There is no doubt that searching for the right boat and purchasing is a very difficult endevour, especially when you have no boat and you are landlocked for the summer months.  Though not unlike trying to find a home, we find this way more difficult than buying a home. This has been a learning experience, and we would like to share some of  the events that happened to us so maybe someone else can learn from our mistakes or provide a laugh or a facepalm moment for someone at our expense. :)

Here are reasons we don't have a boat right now.

  1. When we were contacted about a price drop on a boat we were very interested in, we came in a half day too late with an official offer. Another buyer had an offer in beforehand.
  2. We stuck too long with the buying process on a boat we had an agreement on, hoping all the red flags were because of a strange private seller and not the boat itself.
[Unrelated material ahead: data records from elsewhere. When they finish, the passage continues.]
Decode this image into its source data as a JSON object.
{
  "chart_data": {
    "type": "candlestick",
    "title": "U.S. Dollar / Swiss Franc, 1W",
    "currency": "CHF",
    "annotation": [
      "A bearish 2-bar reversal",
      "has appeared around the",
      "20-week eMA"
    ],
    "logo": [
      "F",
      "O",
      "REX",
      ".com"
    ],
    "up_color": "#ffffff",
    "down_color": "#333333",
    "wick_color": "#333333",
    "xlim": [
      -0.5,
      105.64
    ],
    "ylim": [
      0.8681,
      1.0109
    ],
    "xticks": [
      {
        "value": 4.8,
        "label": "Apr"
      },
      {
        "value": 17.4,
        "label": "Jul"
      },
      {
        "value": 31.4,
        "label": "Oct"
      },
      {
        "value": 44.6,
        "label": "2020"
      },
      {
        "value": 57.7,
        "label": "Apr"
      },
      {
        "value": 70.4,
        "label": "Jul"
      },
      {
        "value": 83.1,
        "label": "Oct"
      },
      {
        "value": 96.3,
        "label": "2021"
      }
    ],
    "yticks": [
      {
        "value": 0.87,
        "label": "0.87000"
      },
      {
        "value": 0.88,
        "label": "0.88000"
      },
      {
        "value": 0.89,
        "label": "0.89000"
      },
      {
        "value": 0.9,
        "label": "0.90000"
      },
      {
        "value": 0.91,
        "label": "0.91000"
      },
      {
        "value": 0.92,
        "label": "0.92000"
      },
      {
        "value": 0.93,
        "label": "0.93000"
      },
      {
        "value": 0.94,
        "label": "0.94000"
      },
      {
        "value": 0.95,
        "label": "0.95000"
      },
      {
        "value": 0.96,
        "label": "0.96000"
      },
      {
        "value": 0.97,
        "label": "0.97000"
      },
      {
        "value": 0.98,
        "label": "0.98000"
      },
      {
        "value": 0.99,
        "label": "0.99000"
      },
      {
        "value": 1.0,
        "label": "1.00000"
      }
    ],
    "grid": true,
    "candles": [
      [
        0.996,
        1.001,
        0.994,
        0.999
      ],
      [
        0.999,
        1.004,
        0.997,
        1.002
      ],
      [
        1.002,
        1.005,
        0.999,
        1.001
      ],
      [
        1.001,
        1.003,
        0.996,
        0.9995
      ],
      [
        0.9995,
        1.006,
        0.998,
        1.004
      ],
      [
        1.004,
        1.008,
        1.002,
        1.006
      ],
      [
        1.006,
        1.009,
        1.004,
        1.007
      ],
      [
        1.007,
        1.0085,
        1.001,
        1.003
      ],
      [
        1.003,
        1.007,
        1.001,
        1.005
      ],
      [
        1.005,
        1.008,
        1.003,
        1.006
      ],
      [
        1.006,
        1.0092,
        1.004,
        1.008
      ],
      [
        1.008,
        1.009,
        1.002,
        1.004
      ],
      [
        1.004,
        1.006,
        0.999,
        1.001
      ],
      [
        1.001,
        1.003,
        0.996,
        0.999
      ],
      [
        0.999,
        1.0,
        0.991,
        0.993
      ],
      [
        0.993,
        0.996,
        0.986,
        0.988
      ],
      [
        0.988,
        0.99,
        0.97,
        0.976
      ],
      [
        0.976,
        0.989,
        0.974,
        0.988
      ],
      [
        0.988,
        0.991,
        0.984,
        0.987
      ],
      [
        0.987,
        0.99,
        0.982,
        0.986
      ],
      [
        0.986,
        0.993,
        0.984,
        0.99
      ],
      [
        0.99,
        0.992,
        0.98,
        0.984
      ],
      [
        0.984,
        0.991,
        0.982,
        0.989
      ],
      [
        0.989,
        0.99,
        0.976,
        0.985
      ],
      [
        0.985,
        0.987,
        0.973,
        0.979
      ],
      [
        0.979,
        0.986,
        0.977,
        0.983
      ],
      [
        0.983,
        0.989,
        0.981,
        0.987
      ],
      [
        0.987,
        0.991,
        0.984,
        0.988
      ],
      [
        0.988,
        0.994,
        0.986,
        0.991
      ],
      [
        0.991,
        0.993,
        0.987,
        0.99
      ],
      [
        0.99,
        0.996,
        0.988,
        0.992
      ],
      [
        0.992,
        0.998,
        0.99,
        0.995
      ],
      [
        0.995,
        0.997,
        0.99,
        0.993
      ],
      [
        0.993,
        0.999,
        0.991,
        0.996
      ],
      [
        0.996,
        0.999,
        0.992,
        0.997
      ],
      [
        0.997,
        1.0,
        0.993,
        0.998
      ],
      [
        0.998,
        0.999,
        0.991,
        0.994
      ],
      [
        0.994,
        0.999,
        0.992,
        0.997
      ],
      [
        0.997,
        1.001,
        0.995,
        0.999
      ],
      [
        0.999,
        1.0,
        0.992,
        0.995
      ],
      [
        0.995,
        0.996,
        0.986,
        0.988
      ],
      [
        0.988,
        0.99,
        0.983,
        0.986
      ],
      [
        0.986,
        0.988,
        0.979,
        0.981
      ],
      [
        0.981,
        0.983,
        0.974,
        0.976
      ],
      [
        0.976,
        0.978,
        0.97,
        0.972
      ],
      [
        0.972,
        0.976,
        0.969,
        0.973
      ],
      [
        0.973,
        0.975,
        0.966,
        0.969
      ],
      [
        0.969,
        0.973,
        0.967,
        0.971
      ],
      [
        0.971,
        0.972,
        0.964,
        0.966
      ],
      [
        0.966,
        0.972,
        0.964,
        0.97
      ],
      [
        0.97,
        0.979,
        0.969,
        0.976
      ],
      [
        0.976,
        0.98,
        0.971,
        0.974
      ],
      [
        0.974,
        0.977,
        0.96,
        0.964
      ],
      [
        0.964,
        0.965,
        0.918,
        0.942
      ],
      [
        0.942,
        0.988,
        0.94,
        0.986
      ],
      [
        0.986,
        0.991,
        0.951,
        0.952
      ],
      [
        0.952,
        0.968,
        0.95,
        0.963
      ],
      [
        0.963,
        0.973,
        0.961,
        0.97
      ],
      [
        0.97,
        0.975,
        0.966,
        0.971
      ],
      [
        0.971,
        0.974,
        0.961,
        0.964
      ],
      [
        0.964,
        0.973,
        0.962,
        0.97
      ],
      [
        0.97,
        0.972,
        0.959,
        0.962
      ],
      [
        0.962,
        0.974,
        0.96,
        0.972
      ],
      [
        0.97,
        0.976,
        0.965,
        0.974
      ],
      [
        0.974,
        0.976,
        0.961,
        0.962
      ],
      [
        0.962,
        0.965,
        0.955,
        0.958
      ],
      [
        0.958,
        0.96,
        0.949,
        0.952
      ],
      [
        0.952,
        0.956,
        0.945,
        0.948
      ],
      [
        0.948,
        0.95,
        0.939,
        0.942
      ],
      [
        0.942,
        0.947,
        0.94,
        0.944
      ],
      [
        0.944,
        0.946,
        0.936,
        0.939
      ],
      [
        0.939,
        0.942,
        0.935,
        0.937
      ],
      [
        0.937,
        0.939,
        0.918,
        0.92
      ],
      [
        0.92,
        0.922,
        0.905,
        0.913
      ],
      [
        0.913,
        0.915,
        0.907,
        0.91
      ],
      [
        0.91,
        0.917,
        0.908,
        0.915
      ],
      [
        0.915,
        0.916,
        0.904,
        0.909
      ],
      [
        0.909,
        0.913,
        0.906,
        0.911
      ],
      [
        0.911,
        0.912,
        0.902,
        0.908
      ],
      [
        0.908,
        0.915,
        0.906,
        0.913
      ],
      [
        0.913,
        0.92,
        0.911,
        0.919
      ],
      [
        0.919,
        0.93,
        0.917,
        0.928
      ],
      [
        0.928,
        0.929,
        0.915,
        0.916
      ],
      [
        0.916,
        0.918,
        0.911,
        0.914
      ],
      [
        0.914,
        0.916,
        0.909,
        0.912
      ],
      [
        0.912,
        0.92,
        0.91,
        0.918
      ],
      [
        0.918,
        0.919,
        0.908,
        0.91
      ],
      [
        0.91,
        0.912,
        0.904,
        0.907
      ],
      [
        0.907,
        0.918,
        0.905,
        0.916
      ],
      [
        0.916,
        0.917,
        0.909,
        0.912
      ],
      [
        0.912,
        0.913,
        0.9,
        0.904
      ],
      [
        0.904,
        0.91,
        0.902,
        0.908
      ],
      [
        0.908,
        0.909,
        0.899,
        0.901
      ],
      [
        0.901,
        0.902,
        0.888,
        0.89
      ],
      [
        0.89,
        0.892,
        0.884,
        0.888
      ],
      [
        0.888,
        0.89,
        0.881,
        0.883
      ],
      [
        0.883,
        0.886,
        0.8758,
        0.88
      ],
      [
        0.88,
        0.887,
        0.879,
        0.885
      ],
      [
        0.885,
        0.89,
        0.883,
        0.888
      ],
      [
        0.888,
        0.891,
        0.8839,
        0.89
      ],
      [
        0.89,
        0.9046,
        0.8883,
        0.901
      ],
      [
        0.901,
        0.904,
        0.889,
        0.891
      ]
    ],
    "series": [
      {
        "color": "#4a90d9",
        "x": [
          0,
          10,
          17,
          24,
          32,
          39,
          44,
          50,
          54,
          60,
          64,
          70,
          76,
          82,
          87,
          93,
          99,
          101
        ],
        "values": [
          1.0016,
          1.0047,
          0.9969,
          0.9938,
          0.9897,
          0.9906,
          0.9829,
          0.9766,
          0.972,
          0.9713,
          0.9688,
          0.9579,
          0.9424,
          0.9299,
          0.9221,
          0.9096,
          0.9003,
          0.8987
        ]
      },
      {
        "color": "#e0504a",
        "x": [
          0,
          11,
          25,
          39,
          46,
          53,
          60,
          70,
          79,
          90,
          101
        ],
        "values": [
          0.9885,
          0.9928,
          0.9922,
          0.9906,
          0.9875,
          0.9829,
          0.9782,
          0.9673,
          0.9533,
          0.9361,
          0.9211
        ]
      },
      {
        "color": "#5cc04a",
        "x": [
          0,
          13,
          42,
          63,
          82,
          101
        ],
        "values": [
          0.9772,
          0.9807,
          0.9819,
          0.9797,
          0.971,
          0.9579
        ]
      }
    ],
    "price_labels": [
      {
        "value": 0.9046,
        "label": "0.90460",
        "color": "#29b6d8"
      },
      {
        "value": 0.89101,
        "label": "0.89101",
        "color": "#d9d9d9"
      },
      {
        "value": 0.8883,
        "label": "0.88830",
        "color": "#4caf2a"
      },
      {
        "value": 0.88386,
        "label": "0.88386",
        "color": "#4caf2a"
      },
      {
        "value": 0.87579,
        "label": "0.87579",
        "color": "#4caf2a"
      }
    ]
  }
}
This one mistake probably cost us our entire summer boating and may ultimately cost us our trip to the Bahamas in the Fall.
  3. We again stuck with the inspection of a boat that was obviously in poor condition in some major mechanical areas, in hopes that it might be not as bad as it looked and fixable. This mistake played a roll in us loosing the next boat.
  4. We toyed around with offers trying to determine the sellers bottom dollar, on a boat that was worth the asking price, and would have fit us and our plans perfectly, even though she had a few shortcomings. While doing this we were taking our dead time in the inspection process of the previous boat. We should have quickly dropped that previous boat and put in a good offer on this one. She would have been ours and we would have been boating right now.

In the attempted purchase of those 4 boats here are some red flags that arose and things we have learned. These are all actual things that have happened in the last 2 months

  • When a seller easily comes down to a much lower price than asking, that is a red flag that there may be something wrong with the boat.
  • When the seller tells you they cannot contact the marina where the boat is stored to get the shrink-wrap taken off to facilitate a survey, nor can they get a date for the removal or subsequent splash of the boat, that is a red flag.
  • When the seller tells you that you cannot contact the marina the boat is stored at, that is a red flag.
  • When a seller splashes the boat after winter layup even though you have a hull survey scheduled in a couple of days, that is a red flag.
  • When the seller asks why you need a hull survey, and how would moisture get into the core anyway, that is a red flag.
  • When the seller then tells you that you don’t need a survey just come test drive and buy, that is a red flag.
  • When the seller tells you that they have been boating for many many years and have never once surveyed a boat they bought, that is a red flag.
  • When the seller tells you to do your own survey and sends you a web page telling you how to survey your own boat, that is a red flag.
  • When the seller thinks that a casual look at the hull by the buyer is enough to tell the condition of the hull (delamination, blisters, & moisture), that is a red flag
  • When the seller tells you that the clouds of black/blue smoke coming out of the exhaust is just vapour, that is a red flag. 
  • When the seller tells you they have booked off adequate time for the sea-trial and mechanical survey, then when you get there they cut it all very short and rush everything, that is a red flag.
  • When the seller then asks you to "sign off” on the rushed and cut short sea-trial/mechanical survey, that is a red flag.
  • When the seller unrealistically compresses the time to close the deal before you have the survey results and oil analysis results, that is a red flag.
  • When the seller tries to guilt you into closing the deal, saying they have spent so much time answering questions and they have kept the boat off the market missing selling opportunities during this process, that is a red flag.
  • When as boat is in storage and a sea-strainer is opened up and the filter lifted out showing it is full of debris and the filter is completely clogged, that is a red flag. 
  • When engine rooms and engines are covered in engine fluids, that is a red flag.
  • When little to no information is coming forward from your questions, that is a red flag. If the answers to your questions were positive then sellers and brokers will freely give it, if negative they will hold back or be vague.
  • Boats usually look worse in person than they do in pictures online. A boat better look good in the pictures if you stand a chance of liking the boat in person.

Those are some mistakes we have made. I wonder if we have learned from them? I guess we shall find out since we are planning on taking the first two weeks of July to look at boats down the East Coast as a last ditch effort to save Summer and our 2015 trip to the Bahamas.